When you’re really depressed, you don’t feel like you can take anything beyond the particular brand of misery that you’re already experiencing, and 2013 was just sort of a fuck of a year for me. I also had a personal cancer scare, major surgery. Just a ton of stuff happened. I got in this almost victim mind-set of “I’m experiencing this horrible thing and then everything is happening on top of it. That shouldn’t happen. That’s not fair,” but there’s no universal justice system, right? There’s nothing governing whether that can happen or not.



Marc

Do you want me to confirm?



Allie

Yeah, sure.



Marc

No, there is no universal system. You’re just another person.



Allie

Yeah, just another person, so there’s nothing like, “Oh, well clearly you’ve had it pretty hard, so we’re going to go easy on you for a little while.” There’s none of that.

Looking back, it’s like, “Wow! I’m pretty resilient.” If I can make it through all that and still—it makes me a little bit less anxious and scared about the future because I’ve seen like, “Okay, I can make it through this cluster-fuck of a year.”

It was horrible, but I know that I can get through it. Now that I’m experiencing this reprieve of relative normalcy, it’s a good thing to have, because I can see that I’ve made it through that horrible stretch to this little island of safety where I am now.

I go through this cycle roughly every two to four years where I look back at myself from two or four years ago, and it’s just, “Oh my God! What was I doing?” I’m so ashamed of that person from years ago. I live with this constant suspicion that I’m going to feel that way looking back at now, in two years, four years from now. Maybe that’s one reason why I don’t want to be wrong. I don’t want to be like, “Oh, I did a good job,” and then be wrong in four years. I want to be like, “Oh, I called it. I called it.” I’m not saying it’s logical. It’s not.



Marc

It’s anxiety. It’s dread.

It’s fear of judgment.

It’s fear of not being cool.

It’s all that stuff that you grew up with.
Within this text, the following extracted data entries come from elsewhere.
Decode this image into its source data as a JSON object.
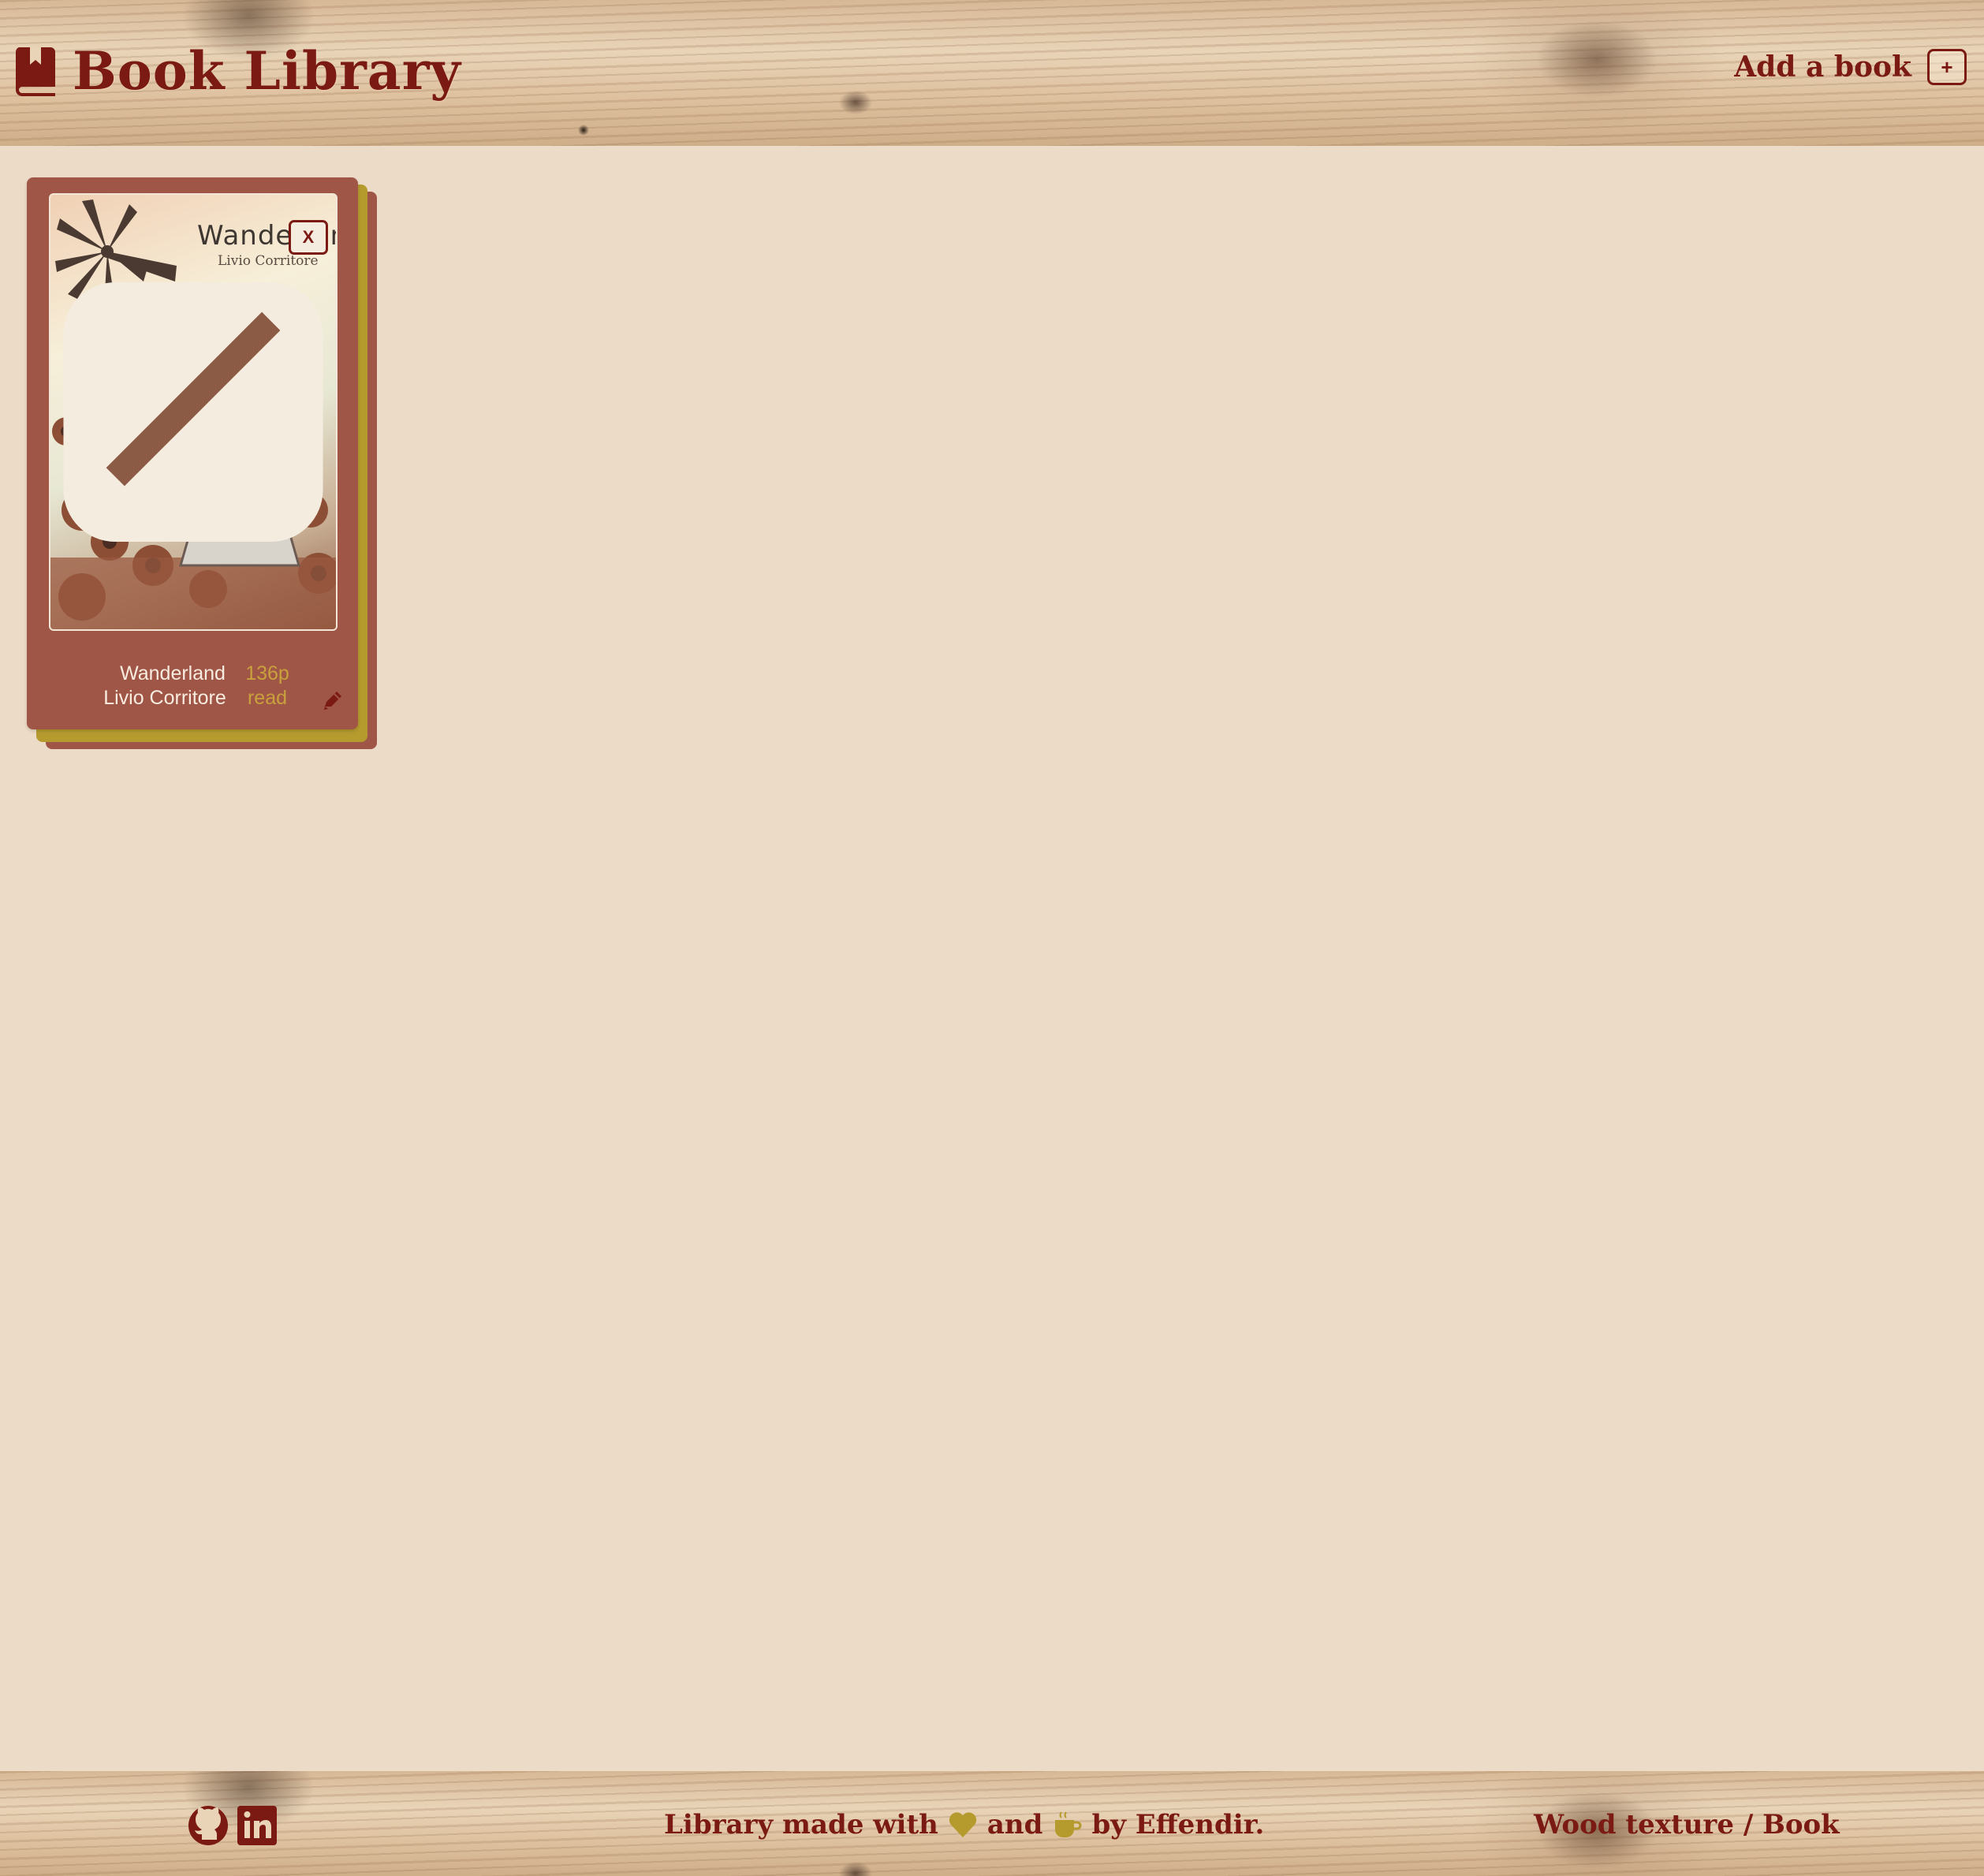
{
  "header": {
    "title": "Book Library",
    "add_label": "Add a book",
    "add_button": "+"
  },
  "books": [
    {
      "title": "Wanderland",
      "author": "Livio Corritore",
      "pages": "136p",
      "status": "read",
      "remove_label": "X",
      "cover_title": "Wanderland",
      "cover_author": "Livio Corritore"
    }
  ],
  "footer": {
    "made_with": "Library made with",
    "and": "and",
    "by": "by Effendir.",
    "credit_wood": "Wood texture",
    "credit_sep": "/",
    "credit_book": "Book"
  },
  "icons": {
    "brand": "book-icon",
    "remove": "close-icon",
    "edit": "pencil-icon",
    "read_badge": "checkbox-icon",
    "github": "github-icon",
    "linkedin": "linkedin-icon",
    "heart": "heart-icon",
    "coffee": "coffee-icon"
  },
  "colors": {
    "accent": "#7a1a12",
    "card": "#a05647",
    "gold": "#b59a2e",
    "background": "#ecdbc6"
  }
}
You don’t want to all of a sudden feel happy and then be told—by who, I don’t know—that you were wrong.



Allie

It’s like a preemptive defense mechanism.



Marc

But don’t you think—through your writing—that there is some self-acceptance now?



Allie

Yeah, oh there definitely is some degree of it. I feel more comfortable with myself. I feel like I have ironed out a little bit more of who I am. I’m definitely not there yet, but I know I feel more comfortable being in my head.





TODD HANSON


In January 2009, I had no intention of ever coming out of the hotel I checked into. It was what the doctors call an intent to die suicide attempt as opposed to a cry for help, cry for attention, whatever. You don’t want anyone to stop you from pulling it off.

I didn’t want anyone to find me, I lived with my roommate at the time, one of my dearest friends. I didn’t want him to deal with it. I figured, in an anonymous hotel, a maid comes in, freaks out for two seconds, they call the paramedics or the cops, whoever deals with it, and that’s it. I left a note for the cops.
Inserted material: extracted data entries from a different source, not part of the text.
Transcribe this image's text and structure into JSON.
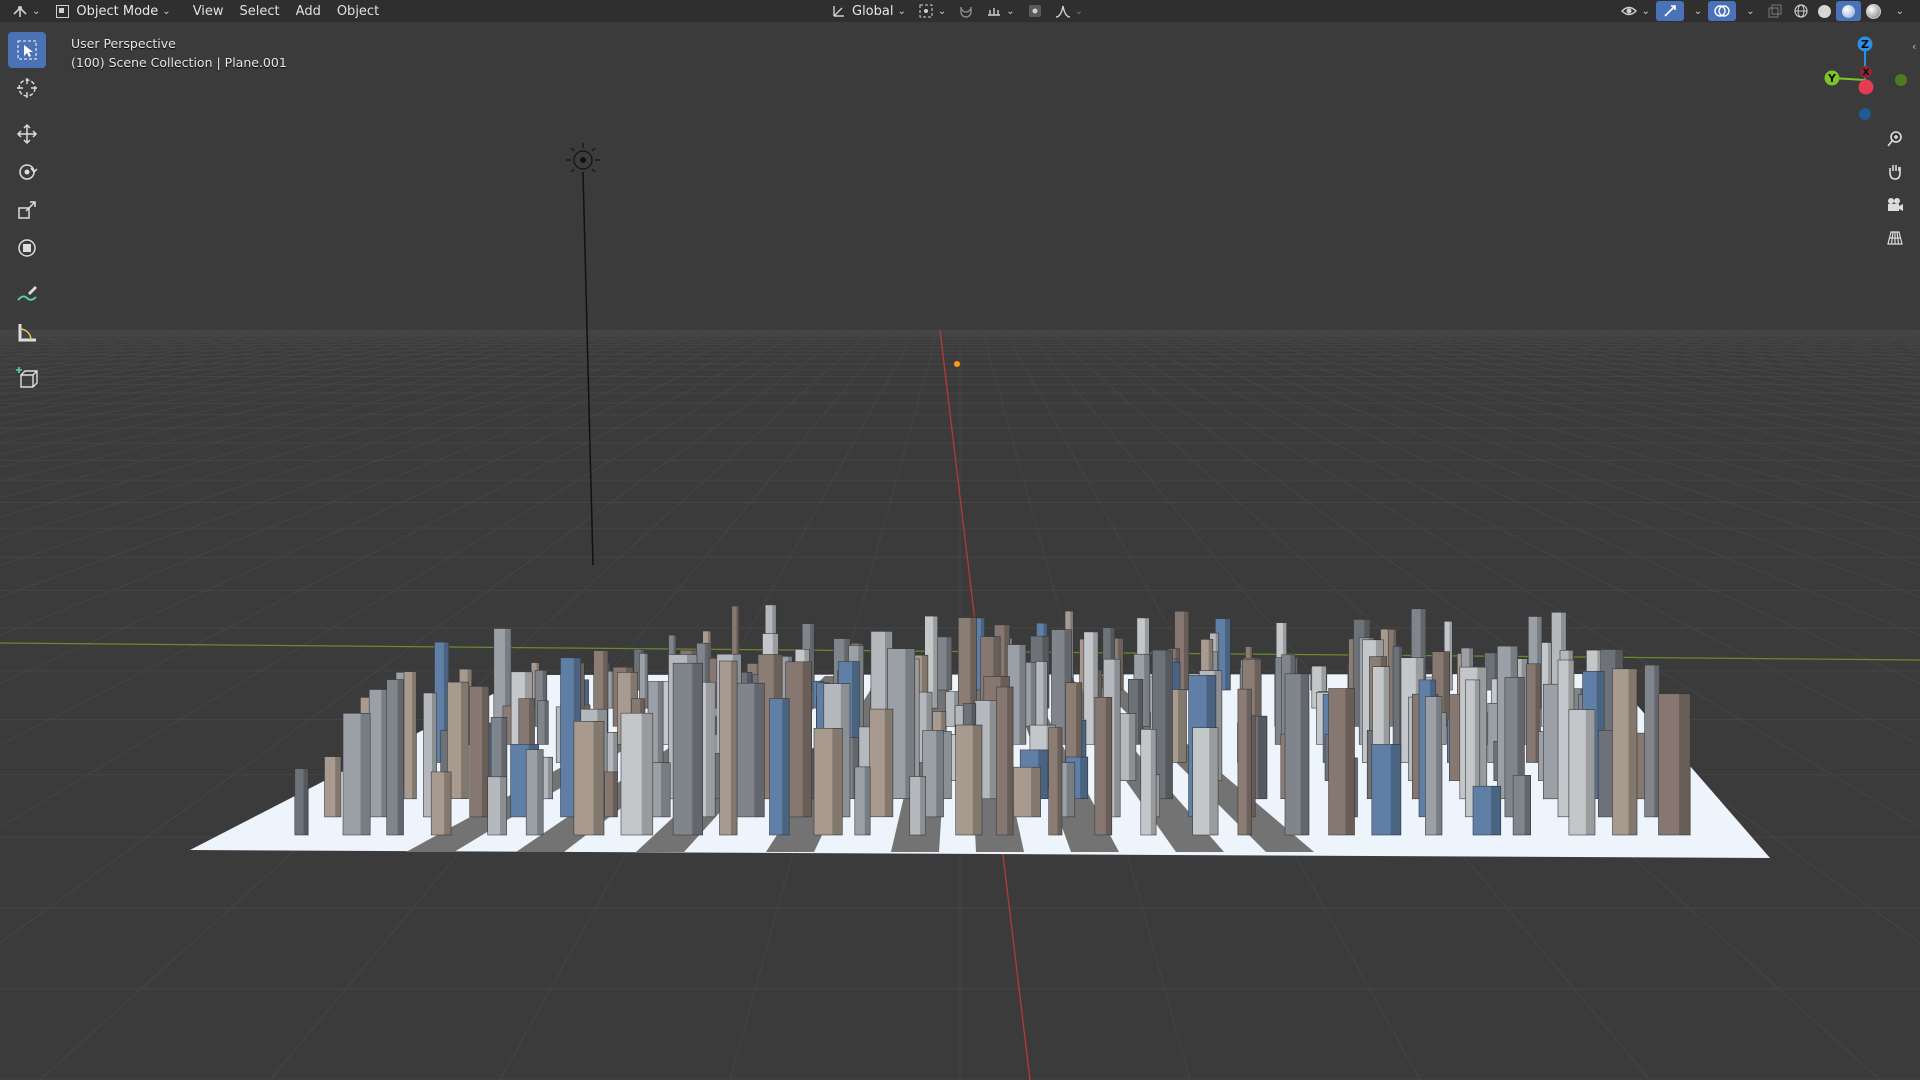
{
  "header": {
    "mode_label": "Object Mode",
    "menus": [
      "View",
      "Select",
      "Add",
      "Object"
    ],
    "transform_orientation": "Global"
  },
  "viewport": {
    "view_name": "User Perspective",
    "collection_info": "(100) Scene Collection | Plane.001"
  },
  "gizmo": {
    "z_label": "Z",
    "y_label": "Y",
    "x_label": "X",
    "colors": {
      "x": "#e23d52",
      "y": "#7bc42a",
      "z": "#2c8fe6"
    }
  },
  "tools": [
    "select-box",
    "cursor",
    "move",
    "rotate",
    "scale",
    "transform",
    "annotate",
    "measure",
    "add-cube"
  ],
  "nav_tools": [
    "zoom",
    "pan",
    "camera-view",
    "perspective-toggle"
  ],
  "colors": {
    "background": "#3b3b3b",
    "accent": "#4b72b5",
    "grid": "#474747"
  }
}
It was a day that wasn’t so much a day as it was years and years and I’ve been sad my whole life and I’d had enough. I brought my pajamas and a robe for some reason, I don’t know why, and I brought a pad of paper and a pen and a canister of pills and a bottle of scotch whiskey. Because I had read that you need another central nervous system depressant like alcohol to ensure that the pills work. I took sixty pills. I read on the Internet that six combined with being drunk would be enough, so I took sixty. Maybe I’m the first person to point out that he discovered a factual error on the Internet, but apparently that information wasn’t correct or maybe nobody really knows. I talked to the doctors and they were like, “We don’t know why it didn’t work.”
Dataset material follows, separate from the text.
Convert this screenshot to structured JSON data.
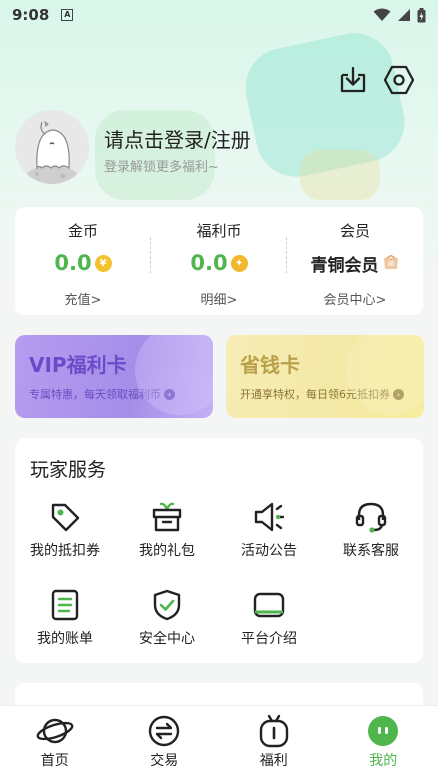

I’m not an alcoholic, I’m not even a big drinker. I’m not one of those people that responds much to alcohol. I drank the booze rather methodically out of a tall water glass. It took two and a half tall water glasses to finish the bottle and it was really weird; I was drinking it like water and it was just going down. It was weird my body did not reject the alcohol. Even though normally I can’t have more than three drinks without being sick. I drank half the bottle and then I took the entire mouthful of pills and then I drank the other half of the bottle and laid down and went to sleep.